Similarly, the board recently stated that it is unlawful for a company to adopt what would seem to be common sense general policies stating that employees should not: make "offensive, demeaning, abusive or inappropriate remarks"; participate in activities that defame the company on company time; release confidential guest, employee or company information; reveal nonpublic company information on public sites; use the company's logo or trademarks for noncommercial purposes; post personal information of others without their permission; or "pick fights." 
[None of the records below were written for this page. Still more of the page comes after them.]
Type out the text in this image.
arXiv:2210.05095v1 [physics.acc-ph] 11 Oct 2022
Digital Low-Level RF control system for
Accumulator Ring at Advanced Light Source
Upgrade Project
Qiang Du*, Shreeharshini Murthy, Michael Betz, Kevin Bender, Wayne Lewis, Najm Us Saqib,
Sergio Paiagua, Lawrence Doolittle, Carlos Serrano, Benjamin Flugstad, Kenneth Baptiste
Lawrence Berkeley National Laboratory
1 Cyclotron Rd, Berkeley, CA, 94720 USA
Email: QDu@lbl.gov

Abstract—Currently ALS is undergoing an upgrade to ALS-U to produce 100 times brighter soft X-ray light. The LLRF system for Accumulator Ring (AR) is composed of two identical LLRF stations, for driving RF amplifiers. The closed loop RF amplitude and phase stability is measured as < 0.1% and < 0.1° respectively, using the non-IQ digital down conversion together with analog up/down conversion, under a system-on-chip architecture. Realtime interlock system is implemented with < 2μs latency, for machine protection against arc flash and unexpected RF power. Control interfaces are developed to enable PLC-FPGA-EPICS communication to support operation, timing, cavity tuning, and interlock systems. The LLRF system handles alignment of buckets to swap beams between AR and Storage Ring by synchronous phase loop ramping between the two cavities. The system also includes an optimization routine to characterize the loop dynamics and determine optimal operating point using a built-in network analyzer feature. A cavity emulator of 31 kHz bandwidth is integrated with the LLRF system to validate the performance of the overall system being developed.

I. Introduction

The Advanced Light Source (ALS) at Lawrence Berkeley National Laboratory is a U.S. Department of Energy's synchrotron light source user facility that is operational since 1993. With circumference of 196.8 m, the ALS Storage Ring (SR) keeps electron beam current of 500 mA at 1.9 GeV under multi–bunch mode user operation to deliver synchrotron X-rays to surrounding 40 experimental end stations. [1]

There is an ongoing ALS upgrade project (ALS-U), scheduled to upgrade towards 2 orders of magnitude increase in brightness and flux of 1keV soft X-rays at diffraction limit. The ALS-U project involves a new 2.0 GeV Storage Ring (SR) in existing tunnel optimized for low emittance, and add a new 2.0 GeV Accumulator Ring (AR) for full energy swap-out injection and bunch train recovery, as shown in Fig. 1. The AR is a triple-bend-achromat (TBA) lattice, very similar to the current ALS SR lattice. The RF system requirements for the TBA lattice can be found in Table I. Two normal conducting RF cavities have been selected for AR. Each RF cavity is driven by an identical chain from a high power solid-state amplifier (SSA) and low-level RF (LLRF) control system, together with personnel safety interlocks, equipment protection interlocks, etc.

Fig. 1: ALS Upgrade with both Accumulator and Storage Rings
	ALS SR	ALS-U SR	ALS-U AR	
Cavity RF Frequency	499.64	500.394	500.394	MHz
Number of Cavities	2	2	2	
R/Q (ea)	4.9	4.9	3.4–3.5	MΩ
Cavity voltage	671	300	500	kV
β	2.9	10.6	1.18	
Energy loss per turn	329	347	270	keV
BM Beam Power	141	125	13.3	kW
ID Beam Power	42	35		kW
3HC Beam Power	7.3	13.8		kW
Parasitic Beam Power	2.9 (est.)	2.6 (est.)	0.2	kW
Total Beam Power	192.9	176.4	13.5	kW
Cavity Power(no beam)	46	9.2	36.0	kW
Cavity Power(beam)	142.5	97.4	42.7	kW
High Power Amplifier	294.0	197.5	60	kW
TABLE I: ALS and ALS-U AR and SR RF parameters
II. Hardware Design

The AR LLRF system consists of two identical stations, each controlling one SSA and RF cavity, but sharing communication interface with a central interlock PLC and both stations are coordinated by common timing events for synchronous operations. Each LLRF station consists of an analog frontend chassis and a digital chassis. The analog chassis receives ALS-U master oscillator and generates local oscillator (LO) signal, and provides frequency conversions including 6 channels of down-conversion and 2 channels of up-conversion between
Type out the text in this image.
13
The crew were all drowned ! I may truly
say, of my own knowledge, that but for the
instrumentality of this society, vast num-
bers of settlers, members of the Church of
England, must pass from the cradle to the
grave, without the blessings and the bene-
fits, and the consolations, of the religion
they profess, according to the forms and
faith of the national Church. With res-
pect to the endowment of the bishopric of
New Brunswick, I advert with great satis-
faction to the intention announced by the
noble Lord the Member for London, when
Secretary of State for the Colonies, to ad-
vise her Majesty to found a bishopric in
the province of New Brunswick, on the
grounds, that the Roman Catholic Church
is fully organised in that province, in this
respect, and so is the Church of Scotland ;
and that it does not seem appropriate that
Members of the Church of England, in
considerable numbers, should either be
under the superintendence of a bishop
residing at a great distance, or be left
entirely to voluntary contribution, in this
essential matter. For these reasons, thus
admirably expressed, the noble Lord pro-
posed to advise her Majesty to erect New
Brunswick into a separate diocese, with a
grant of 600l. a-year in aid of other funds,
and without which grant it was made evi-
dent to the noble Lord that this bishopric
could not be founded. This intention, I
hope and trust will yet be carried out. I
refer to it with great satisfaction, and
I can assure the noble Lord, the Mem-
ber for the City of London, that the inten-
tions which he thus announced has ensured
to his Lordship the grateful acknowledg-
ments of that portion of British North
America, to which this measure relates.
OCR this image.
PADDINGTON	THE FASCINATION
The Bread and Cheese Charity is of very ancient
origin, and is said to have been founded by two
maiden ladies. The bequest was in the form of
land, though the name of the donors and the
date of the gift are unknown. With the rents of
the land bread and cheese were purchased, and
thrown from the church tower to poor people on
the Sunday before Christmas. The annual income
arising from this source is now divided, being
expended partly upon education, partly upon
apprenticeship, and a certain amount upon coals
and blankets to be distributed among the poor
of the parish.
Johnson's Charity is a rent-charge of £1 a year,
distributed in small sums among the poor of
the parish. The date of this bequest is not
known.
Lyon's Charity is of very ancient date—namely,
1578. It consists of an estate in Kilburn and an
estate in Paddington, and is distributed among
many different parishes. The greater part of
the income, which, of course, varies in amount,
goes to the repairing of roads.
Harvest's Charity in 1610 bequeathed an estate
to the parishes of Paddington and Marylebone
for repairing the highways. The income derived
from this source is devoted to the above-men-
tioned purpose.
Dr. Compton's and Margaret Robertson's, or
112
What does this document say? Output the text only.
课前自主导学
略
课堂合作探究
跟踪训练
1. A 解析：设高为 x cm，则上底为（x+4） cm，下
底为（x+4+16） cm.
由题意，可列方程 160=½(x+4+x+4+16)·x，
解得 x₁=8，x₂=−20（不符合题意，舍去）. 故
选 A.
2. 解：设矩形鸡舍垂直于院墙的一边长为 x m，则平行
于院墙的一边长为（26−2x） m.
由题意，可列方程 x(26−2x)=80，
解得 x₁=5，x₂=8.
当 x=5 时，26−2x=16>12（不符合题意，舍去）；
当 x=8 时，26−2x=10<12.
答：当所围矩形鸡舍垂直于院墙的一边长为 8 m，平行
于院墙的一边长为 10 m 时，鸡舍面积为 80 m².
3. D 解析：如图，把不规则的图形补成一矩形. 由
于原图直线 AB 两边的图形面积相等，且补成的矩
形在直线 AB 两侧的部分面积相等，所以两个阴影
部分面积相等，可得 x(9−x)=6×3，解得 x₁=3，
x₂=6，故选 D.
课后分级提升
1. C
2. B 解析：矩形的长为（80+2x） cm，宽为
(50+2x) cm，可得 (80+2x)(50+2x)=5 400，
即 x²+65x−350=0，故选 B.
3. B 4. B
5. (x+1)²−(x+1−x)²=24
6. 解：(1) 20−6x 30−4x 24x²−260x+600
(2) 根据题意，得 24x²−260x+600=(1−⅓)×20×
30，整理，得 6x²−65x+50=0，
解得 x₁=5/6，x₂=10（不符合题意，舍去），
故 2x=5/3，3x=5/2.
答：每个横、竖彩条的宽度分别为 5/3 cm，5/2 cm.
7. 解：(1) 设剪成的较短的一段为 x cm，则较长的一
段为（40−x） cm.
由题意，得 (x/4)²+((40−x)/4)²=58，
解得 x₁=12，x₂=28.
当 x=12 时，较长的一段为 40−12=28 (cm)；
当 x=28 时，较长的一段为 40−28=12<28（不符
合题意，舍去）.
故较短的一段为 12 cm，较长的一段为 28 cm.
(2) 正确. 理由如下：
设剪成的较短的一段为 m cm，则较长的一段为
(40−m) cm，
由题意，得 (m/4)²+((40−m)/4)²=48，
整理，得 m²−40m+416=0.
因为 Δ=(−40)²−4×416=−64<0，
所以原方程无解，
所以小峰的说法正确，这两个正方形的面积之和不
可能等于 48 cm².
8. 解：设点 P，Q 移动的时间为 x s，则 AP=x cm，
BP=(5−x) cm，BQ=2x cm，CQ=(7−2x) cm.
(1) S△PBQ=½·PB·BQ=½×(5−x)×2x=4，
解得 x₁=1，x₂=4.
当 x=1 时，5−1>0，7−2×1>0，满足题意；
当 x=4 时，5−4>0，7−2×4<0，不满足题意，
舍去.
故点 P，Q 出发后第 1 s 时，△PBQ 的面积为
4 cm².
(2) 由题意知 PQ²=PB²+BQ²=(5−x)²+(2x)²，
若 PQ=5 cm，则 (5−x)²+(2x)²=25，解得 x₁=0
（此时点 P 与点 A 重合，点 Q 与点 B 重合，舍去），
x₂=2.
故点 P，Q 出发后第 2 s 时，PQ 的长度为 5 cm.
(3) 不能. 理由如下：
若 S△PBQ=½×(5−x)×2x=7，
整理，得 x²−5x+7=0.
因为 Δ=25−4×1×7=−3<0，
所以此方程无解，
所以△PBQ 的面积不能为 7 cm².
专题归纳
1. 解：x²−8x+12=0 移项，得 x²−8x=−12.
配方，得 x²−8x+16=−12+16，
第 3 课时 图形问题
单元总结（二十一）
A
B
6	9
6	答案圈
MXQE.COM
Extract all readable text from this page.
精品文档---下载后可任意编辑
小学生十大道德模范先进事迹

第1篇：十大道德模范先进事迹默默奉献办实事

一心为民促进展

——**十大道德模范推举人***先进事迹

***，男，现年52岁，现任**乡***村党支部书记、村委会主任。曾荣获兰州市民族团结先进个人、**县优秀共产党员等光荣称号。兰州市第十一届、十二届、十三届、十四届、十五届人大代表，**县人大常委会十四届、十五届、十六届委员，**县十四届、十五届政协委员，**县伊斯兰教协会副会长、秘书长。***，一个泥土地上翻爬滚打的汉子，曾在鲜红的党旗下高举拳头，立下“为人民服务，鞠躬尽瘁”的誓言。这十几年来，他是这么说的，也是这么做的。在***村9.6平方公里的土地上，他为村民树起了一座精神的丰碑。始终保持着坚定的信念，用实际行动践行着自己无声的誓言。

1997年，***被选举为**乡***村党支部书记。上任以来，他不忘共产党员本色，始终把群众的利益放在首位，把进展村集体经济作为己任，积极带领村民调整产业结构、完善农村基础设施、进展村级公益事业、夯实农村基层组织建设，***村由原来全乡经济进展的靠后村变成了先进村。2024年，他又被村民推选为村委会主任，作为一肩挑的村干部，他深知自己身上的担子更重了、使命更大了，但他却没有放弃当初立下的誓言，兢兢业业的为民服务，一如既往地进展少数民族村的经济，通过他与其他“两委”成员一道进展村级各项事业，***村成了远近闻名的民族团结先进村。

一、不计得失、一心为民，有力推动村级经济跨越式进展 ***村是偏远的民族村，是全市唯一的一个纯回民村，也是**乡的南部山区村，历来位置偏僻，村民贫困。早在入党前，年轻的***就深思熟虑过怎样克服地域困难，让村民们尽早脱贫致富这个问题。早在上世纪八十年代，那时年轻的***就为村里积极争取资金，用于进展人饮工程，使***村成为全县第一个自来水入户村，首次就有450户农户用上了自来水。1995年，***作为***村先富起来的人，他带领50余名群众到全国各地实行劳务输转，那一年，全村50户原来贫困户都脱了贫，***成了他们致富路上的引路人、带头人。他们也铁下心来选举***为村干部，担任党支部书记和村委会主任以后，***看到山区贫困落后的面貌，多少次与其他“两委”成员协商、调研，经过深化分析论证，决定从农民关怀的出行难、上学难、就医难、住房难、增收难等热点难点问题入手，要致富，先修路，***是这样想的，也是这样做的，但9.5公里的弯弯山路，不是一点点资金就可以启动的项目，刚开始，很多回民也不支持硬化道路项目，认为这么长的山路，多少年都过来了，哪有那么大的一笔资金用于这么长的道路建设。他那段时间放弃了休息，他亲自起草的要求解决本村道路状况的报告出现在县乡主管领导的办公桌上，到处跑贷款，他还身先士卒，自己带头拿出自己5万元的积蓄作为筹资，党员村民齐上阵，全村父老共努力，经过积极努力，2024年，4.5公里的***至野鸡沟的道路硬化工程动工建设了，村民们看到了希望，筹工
The board's general counsel also deemed unlawful a policy encouraging employees to resolve work concerns by speaking with co-workers, supervisors or managers. He also disapproved a policy encouraging employees to "avoid harming the image and integrity of the company." In fact, he said that almost all employer social media policies the board reviewed were overbroad and unlawful.  

As the social media explosion continues, companies can legally guide employees regarding the boundaries of acceptable conduct. To do so, however, they must provide context in the form of concrete examples. Otherwise, the board will almost certainly reject the employer's approach.

This article appeared in the December 11, 2012 edition of the Houston Chronicle.